The success rate for recycling building materials from demolition sites has reached new heights in Adelaide.

One of South Australia's leading property developers - Hines Property - will achieve a "recyclable success rate" of about 98 per cent of materials by weight of materials removed from the former RAA building on the corner of Grenfell Street and Hindmarsh Square.

The demolition will make way for Adelaide's newest green residential and office development, aptly named Conservatory - a $70 million, 18 storey complex regarded as one the world's greenest buildings of its type.

The materials recycled will remain in the construction industry in the form of recycled quarry material and scrap metal with timber combustibles used as alternative fuel at Adelaide Brighton Cement.
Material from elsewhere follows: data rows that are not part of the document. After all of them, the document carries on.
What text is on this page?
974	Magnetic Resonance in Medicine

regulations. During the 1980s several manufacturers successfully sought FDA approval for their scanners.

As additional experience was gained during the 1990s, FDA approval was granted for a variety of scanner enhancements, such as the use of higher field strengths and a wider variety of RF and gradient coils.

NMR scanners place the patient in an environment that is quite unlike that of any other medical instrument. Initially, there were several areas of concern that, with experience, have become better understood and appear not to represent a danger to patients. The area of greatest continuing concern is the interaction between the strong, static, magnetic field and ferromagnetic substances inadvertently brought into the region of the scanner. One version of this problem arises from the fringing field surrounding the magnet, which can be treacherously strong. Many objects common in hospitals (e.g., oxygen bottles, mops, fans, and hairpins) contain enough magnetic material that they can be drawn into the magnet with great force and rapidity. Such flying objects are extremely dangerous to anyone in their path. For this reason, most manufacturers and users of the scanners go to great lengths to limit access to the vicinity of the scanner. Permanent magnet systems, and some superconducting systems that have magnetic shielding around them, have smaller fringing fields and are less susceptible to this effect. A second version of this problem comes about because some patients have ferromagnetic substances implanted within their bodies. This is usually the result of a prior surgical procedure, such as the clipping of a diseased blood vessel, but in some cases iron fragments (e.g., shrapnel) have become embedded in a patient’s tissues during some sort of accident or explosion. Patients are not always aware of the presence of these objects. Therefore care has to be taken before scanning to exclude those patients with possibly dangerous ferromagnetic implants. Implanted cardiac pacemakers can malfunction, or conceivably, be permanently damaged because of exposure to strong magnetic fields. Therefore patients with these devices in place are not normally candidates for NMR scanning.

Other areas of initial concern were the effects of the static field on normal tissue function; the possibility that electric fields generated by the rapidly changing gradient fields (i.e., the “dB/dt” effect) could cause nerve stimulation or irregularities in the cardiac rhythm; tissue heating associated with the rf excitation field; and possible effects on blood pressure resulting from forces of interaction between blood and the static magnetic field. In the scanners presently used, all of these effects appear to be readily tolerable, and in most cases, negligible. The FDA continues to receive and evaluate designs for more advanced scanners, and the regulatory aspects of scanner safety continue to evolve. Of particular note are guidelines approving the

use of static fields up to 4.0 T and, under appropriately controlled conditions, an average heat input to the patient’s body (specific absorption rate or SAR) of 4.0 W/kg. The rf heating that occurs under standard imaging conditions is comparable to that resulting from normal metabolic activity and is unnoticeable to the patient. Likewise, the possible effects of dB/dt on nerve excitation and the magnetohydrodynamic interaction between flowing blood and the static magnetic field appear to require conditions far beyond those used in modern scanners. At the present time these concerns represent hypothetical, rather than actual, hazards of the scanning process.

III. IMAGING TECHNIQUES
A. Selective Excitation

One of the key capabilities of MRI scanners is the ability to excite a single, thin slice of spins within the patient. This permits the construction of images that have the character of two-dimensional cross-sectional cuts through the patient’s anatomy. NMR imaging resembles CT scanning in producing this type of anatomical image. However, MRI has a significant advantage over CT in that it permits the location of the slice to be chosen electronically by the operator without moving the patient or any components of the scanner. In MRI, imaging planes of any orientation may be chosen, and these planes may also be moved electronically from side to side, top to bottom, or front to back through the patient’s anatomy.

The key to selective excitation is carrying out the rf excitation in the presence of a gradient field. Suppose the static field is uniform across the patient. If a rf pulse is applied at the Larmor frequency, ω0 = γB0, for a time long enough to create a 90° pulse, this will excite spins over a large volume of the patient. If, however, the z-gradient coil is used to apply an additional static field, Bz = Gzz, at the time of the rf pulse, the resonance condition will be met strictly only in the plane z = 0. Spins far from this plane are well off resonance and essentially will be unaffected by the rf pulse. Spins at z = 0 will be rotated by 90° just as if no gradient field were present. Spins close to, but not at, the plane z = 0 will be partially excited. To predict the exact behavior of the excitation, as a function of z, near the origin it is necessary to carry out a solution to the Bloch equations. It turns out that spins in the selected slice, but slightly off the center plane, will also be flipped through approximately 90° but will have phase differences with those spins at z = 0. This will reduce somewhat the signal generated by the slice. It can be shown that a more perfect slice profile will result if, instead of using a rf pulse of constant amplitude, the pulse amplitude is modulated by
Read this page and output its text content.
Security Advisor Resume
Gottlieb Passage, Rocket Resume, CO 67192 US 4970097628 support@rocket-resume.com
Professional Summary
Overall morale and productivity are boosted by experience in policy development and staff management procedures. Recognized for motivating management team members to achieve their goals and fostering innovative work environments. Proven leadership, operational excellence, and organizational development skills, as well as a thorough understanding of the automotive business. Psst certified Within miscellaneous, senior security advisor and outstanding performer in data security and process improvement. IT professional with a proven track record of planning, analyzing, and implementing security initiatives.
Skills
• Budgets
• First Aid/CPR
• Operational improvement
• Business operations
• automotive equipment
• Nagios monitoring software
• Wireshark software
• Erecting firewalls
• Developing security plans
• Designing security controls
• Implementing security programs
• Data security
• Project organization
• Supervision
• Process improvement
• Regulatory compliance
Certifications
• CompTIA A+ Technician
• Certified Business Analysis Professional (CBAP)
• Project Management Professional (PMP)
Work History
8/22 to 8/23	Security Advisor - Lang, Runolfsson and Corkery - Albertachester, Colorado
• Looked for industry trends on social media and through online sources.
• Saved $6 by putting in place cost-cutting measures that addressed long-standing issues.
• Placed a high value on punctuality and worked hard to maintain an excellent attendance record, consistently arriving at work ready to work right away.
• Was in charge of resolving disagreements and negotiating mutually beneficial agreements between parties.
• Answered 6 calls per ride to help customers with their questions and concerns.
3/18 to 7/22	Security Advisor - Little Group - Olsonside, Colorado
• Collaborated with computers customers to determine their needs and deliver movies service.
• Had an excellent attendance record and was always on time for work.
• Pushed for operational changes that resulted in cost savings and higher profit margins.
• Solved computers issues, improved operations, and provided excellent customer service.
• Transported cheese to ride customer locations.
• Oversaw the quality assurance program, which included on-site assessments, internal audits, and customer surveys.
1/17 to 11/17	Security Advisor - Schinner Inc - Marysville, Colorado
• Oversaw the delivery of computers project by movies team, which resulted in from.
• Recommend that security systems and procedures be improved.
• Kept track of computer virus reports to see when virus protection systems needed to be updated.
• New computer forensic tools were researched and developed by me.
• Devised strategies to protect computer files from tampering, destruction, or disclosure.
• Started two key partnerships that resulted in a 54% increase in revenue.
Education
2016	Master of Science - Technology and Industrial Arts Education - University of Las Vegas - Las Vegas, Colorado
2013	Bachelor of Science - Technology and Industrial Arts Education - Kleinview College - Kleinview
"This success rate is a result of our policy of introducing better efficiencies and improvements in our business, and to be industry leaders and innovators in what we do," Hines Property Director, Mr James Hines, said. "To be able to recycle virtually all of the rubble and building materials from a large demolition site such as this is a significant environmental outcome."

Mr Hines said all of the rubble and building materials from the demolition site were partially sorted on location before being removed.

"Some of the timber is being shredded into alternative fuels, while the bricks and concrete are being converted into a form of road base material," he said.

"The steel is taken away and reused. Generally we try to find new homes for as much of the old building materials as possible."

Conservatory is the third significant development by Hines Property that has achieved a "recyclable success rate" of over 85 per cent for its demolition sites.

"Our previous major city development achieved recycling rates in excess of 87 per cent, which we thought was a great result at the time," Mr Hines said. "We are proud of the results we have been able to achieve with recycling an assortment of building materials, which would otherwise have found their way to landfill sites across Adelaide.

"As an industry, it is important we take responsibility, wherever possible, to reduce landfill not only in South Australia, but Australia-wide."

"Strict controls also are in place to ensure minimum waste during construction of the new buildings and targets to achieve maximum recycling of this waste."

South Australian Company, PT Building Services, is undertaking the demolition works. Construction of Conservatory is expected to be complete by early 2009, during which time more than 250 people will be employed.

Mr Hines said the Conservatory would combine eco-friendly features with a dramatic design and set a new environmental benchmark for Australian residential buildings.

The building has a solar cell "spine" from Level 10 on the north façade and solar cell cladding over the Grenfell Street office entrance. The building incorporates just 53 luxury apartments, starting at Level 10, which are equipped with energy and water-efficient appliances, double-glazed windows, extensive cross-ventilation, efficient lighting and living areas much larger than most city apartments.

"Conservatory has been designed for Adelaide's seasonal and environmental conditions and targets a 50 per cent reduction in energy use by apartments and a 50 per cent reduction in greenhouse gas emissions, 51 per cent reduction in water usage and a 40 per cent reduction in waste to landfill," Mr Hines said.

"When we began planning this development our environmental targets did not mean much to the wider market, but such issues are now in everyone's minds. The unique design and inclusions have certainly helped this development outperform the market."

The apartments are equipped with energy and water-efficient Miele appliances including dishwashers, double glazing, extensive cross-ventilation and highly efficient lighting and water fixtures. In addition, the apartments utilise rain water collection for toilet flushing, are provided with free hot water from the on-site micro turbine and can access solar power generated on-site.

Since its release to the public last July, Conservatory has attracted enormous interest from buyers keen to secure a home in what will be the first building of its kind in Australia.

Remaining apartments range from 81 square metres to more than 240 square metres, and are priced from $495,000 to $1.2 million. The development also includes two penthouses which include expansive private rooftop gardens.